(* Com Tomás Ornelas, Bárbara Balelo e Tomás Velosa / Na noite de 24 de agosto de 410, o Portão Salariano, uma das 12 entradas situadas no meio dos 33 km de muralhas que constituíam um círculo em torno de Roma, abriu-se silenciosamente. Foi a ruína da cidade.
Ao nascer do dia, com a ajuda de escravos de cidadãos romanos, a maioria deles bárbaros, os seus moradores acordaram ao som do trompete de Alarico, o rei dos visigodos. O coração do poder do Império Romano foi assim invadido por um exército de guerreiros nórdicos.
Antes de poderem efectuar qualquer medida defensiva teve início a pilhagem. Durante três intensos dias de roubos e violência, Roma sangrou como nunca. Embora o saque tivesse sido cruel, por ordem de Alarico e por um grande número de cristãos visigodos, muitas igrejas cristãs foram poupadas.
Segundo o historiador romano Sozomeno, “as hordas não eram formadas apenas por godos pios. Os endemoniados hunos e muitos dos visigodos e ostrogodos que compunham os exércitos eram pagãos e não ligavam para igrejas e seus seguidores”.
Piorando a situação, cerca de 40 mil escravos aproveitaram a invasão para se vingarem dos seus senhores. Foi um total caos: ruas cobertas de cadáveres e mulheres violadas.
Todo o ouro, jóias e roupas dos cidadãos romanos foram confiscados e os próprios foram torturados para que revelassem a localização de tesouros escondidos. Prédios públicos perderam estátuas e móveis, enquanto centenas de villas ardiam com o fogo iniciado pelos forasteiros.
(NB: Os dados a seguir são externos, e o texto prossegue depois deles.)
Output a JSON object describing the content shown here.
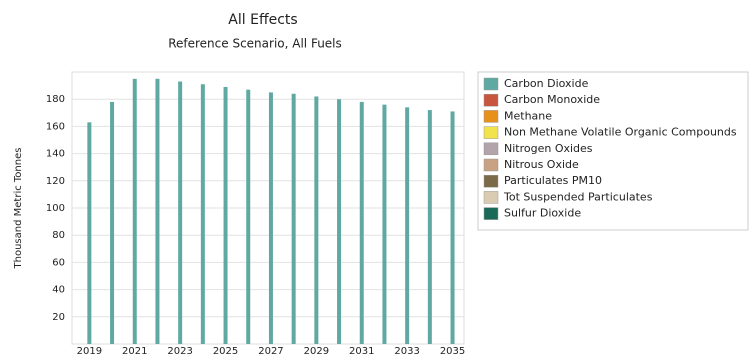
{
  "chart_data": {
    "type": "bar",
    "title": "All Effects",
    "subtitle": "Reference Scenario, All Fuels",
    "y_label": "Thousand Metric Tonnes",
    "categories": [
      "2019",
      null,
      "2021",
      null,
      "2023",
      null,
      "2025",
      null,
      "2027",
      null,
      "2029",
      null,
      "2031",
      null,
      "2033",
      null,
      "2035"
    ],
    "series": [
      {
        "name": "Carbon Dioxide",
        "color": "#5fa9a2",
        "values": [
          163,
          178,
          195,
          195,
          193,
          191,
          189,
          187,
          185,
          184,
          182,
          180,
          178,
          176,
          174,
          172,
          171
        ]
      },
      {
        "name": "Carbon Monoxide",
        "color": "#c8553d",
        "values": [
          0,
          0,
          0,
          0,
          0,
          0,
          0,
          0,
          0,
          0,
          0,
          0,
          0,
          0,
          0,
          0,
          0
        ]
      },
      {
        "name": "Methane",
        "color": "#e8911a",
        "values": [
          0,
          0,
          0,
          0,
          0,
          0,
          0,
          0,
          0,
          0,
          0,
          0,
          0,
          0,
          0,
          0,
          0
        ]
      },
      {
        "name": "Non Methane Volatile Organic Compounds",
        "color": "#f2e34c",
        "values": [
          0,
          0,
          0,
          0,
          0,
          0,
          0,
          0,
          0,
          0,
          0,
          0,
          0,
          0,
          0,
          0,
          0
        ]
      },
      {
        "name": "Nitrogen Oxides",
        "color": "#b3a3ab",
        "values": [
          0,
          0,
          0,
          0,
          0,
          0,
          0,
          0,
          0,
          0,
          0,
          0,
          0,
          0,
          0,
          0,
          0
        ]
      },
      {
        "name": "Nitrous Oxide",
        "color": "#c9a183",
        "values": [
          0,
          0,
          0,
          0,
          0,
          0,
          0,
          0,
          0,
          0,
          0,
          0,
          0,
          0,
          0,
          0,
          0
        ]
      },
      {
        "name": "Particulates PM10",
        "color": "#7b6a48",
        "values": [
          0,
          0,
          0,
          0,
          0,
          0,
          0,
          0,
          0,
          0,
          0,
          0,
          0,
          0,
          0,
          0,
          0
        ]
      },
      {
        "name": "Tot Suspended Particulates",
        "color": "#d9ccb2",
        "values": [
          0,
          0,
          0,
          0,
          0,
          0,
          0,
          0,
          0,
          0,
          0,
          0,
          0,
          0,
          0,
          0,
          0
        ]
      },
      {
        "name": "Sulfur Dioxide",
        "color": "#1a6a5a",
        "values": [
          0,
          0,
          0,
          0,
          0,
          0,
          0,
          0,
          0,
          0,
          0,
          0,
          0,
          0,
          0,
          0,
          0
        ]
      }
    ],
    "ylim": [
      0,
      200
    ],
    "yticks": [
      20,
      40,
      60,
      80,
      100,
      120,
      140,
      160,
      180
    ],
    "grid": true,
    "legend": "right"
  }
}
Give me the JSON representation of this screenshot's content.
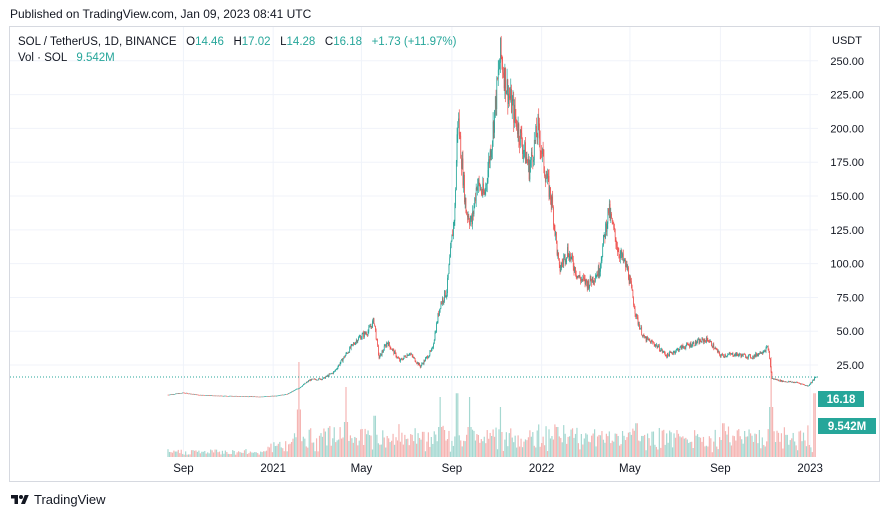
{
  "published": "Published on TradingView.com, Jan 09, 2023 08:41 UTC",
  "legend": {
    "symbol": "SOL / TetherUS, 1D, BINANCE",
    "o_label": "O",
    "o": "14.46",
    "h_label": "H",
    "h": "17.02",
    "l_label": "L",
    "l": "14.28",
    "c_label": "C",
    "c": "16.18",
    "change": "+1.73 (+11.97%)",
    "vol_label": "Vol · SOL",
    "vol": "9.542M"
  },
  "footer": {
    "brand": "TradingView"
  },
  "colors": {
    "up": "#26a69a",
    "down": "#ef5350",
    "grid": "#f0f3fa",
    "axis_text": "#131722"
  },
  "chart_data": {
    "type": "candlestick",
    "currency": "USDT",
    "y_ticks": [
      25,
      50,
      75,
      100,
      125,
      150,
      175,
      200,
      225,
      250
    ],
    "y_tick_labels": [
      "25.00",
      "50.00",
      "75.00",
      "100.00",
      "125.00",
      "150.00",
      "175.00",
      "200.00",
      "225.00",
      "250.00"
    ],
    "ylim": [
      -43,
      275
    ],
    "x_ticks": [
      {
        "label": "Sep",
        "date": "2020-09-01"
      },
      {
        "label": "2021",
        "date": "2021-01-01"
      },
      {
        "label": "May",
        "date": "2021-05-01"
      },
      {
        "label": "Sep",
        "date": "2021-09-01"
      },
      {
        "label": "2022",
        "date": "2022-01-01"
      },
      {
        "label": "May",
        "date": "2022-05-01"
      },
      {
        "label": "Sep",
        "date": "2022-09-01"
      },
      {
        "label": "2023",
        "date": "2023-01-01"
      }
    ],
    "last_price": 16.18,
    "last_price_label": "16.18",
    "last_volume_label": "9.542M",
    "price_series": [
      {
        "date": "2020-08-11",
        "close": 3.0
      },
      {
        "date": "2020-09-01",
        "close": 4.5
      },
      {
        "date": "2020-09-20",
        "close": 3.0
      },
      {
        "date": "2020-10-15",
        "close": 2.3
      },
      {
        "date": "2020-11-15",
        "close": 2.0
      },
      {
        "date": "2020-12-15",
        "close": 1.6
      },
      {
        "date": "2021-01-05",
        "close": 2.3
      },
      {
        "date": "2021-01-20",
        "close": 3.5
      },
      {
        "date": "2021-02-05",
        "close": 8.0
      },
      {
        "date": "2021-02-20",
        "close": 14.0
      },
      {
        "date": "2021-03-10",
        "close": 15.0
      },
      {
        "date": "2021-03-25",
        "close": 20.0
      },
      {
        "date": "2021-04-10",
        "close": 33.0
      },
      {
        "date": "2021-04-25",
        "close": 44.0
      },
      {
        "date": "2021-05-10",
        "close": 50.0
      },
      {
        "date": "2021-05-18",
        "close": 58.0
      },
      {
        "date": "2021-05-25",
        "close": 30.0
      },
      {
        "date": "2021-06-05",
        "close": 42.0
      },
      {
        "date": "2021-06-22",
        "close": 28.0
      },
      {
        "date": "2021-07-05",
        "close": 34.0
      },
      {
        "date": "2021-07-20",
        "close": 24.0
      },
      {
        "date": "2021-08-05",
        "close": 36.0
      },
      {
        "date": "2021-08-16",
        "close": 70.0
      },
      {
        "date": "2021-08-25",
        "close": 80.0
      },
      {
        "date": "2021-09-05",
        "close": 140.0
      },
      {
        "date": "2021-09-09",
        "close": 210.0
      },
      {
        "date": "2021-09-20",
        "close": 140.0
      },
      {
        "date": "2021-09-28",
        "close": 130.0
      },
      {
        "date": "2021-10-05",
        "close": 160.0
      },
      {
        "date": "2021-10-15",
        "close": 150.0
      },
      {
        "date": "2021-10-25",
        "close": 190.0
      },
      {
        "date": "2021-11-06",
        "close": 255.0
      },
      {
        "date": "2021-11-15",
        "close": 230.0
      },
      {
        "date": "2021-11-25",
        "close": 210.0
      },
      {
        "date": "2021-12-05",
        "close": 190.0
      },
      {
        "date": "2021-12-15",
        "close": 170.0
      },
      {
        "date": "2021-12-27",
        "close": 200.0
      },
      {
        "date": "2022-01-05",
        "close": 170.0
      },
      {
        "date": "2022-01-15",
        "close": 145.0
      },
      {
        "date": "2022-01-25",
        "close": 95.0
      },
      {
        "date": "2022-02-05",
        "close": 110.0
      },
      {
        "date": "2022-02-20",
        "close": 90.0
      },
      {
        "date": "2022-03-05",
        "close": 85.0
      },
      {
        "date": "2022-03-20",
        "close": 95.0
      },
      {
        "date": "2022-04-02",
        "close": 140.0
      },
      {
        "date": "2022-04-15",
        "close": 110.0
      },
      {
        "date": "2022-04-28",
        "close": 95.0
      },
      {
        "date": "2022-05-10",
        "close": 60.0
      },
      {
        "date": "2022-05-20",
        "close": 45.0
      },
      {
        "date": "2022-06-05",
        "close": 40.0
      },
      {
        "date": "2022-06-20",
        "close": 32.0
      },
      {
        "date": "2022-07-10",
        "close": 38.0
      },
      {
        "date": "2022-08-01",
        "close": 42.0
      },
      {
        "date": "2022-08-15",
        "close": 44.0
      },
      {
        "date": "2022-09-01",
        "close": 32.0
      },
      {
        "date": "2022-09-20",
        "close": 33.0
      },
      {
        "date": "2022-10-15",
        "close": 31.0
      },
      {
        "date": "2022-11-05",
        "close": 38.0
      },
      {
        "date": "2022-11-10",
        "close": 15.0
      },
      {
        "date": "2022-11-25",
        "close": 13.0
      },
      {
        "date": "2022-12-15",
        "close": 12.0
      },
      {
        "date": "2022-12-29",
        "close": 9.5
      },
      {
        "date": "2023-01-09",
        "close": 16.18
      }
    ],
    "volume_peaks": [
      {
        "date": "2021-02-05",
        "level": 0.95
      },
      {
        "date": "2021-04-10",
        "level": 0.7
      },
      {
        "date": "2021-05-19",
        "level": 0.55
      },
      {
        "date": "2021-08-16",
        "level": 0.6
      },
      {
        "date": "2021-09-08",
        "level": 0.85
      },
      {
        "date": "2021-09-25",
        "level": 0.6
      },
      {
        "date": "2021-11-06",
        "level": 0.5
      },
      {
        "date": "2022-01-22",
        "level": 0.4
      },
      {
        "date": "2022-05-10",
        "level": 0.45
      },
      {
        "date": "2022-09-05",
        "level": 0.45
      },
      {
        "date": "2022-11-09",
        "level": 1.0
      },
      {
        "date": "2023-01-07",
        "level": 0.85
      }
    ]
  }
}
Cidadãos romanos livres, mulheres e crianças foram levados como escravos, ficando à mercê de estranhos que os recomprassem, sob pena de terminarem os seus dias na ponta da espada de um bárbaro aleatório que não soubesse o que fazer com os prisioneiros que colectou. Para finalizar a invasão, o próprio Alarico levou consigo Gala Placídia, irmã do imperador Honório, que se encontrava em Ravena, capital então do império romano, tendo esta apenas 16 anos de idade.
Este evento surgiu como consequência de um período de 2 anos nos quais Alarico e o seu exército cortaram completamente as ligações externas com Roma e vice-versa, estacionando-se à volta da cidade. Já no cerco, cortaram a água dos aquedutos e a entrada de alimentos na cidade, forçando alguns nobres do império a oferecer ouro e jóias para a obtenção de algo que saciasse a sua fome.
Após o saque, os bárbaros tinham colectado cerca de 2,3 mil kg de ouro, 13,5 kg de prata, 4 mil túnicas de seda, 3 mil couros escarlates e 1,3 kg de pimenta. Foi a pior catástrofe criada pelo homem que alguma vez havia ocorrido em Roma.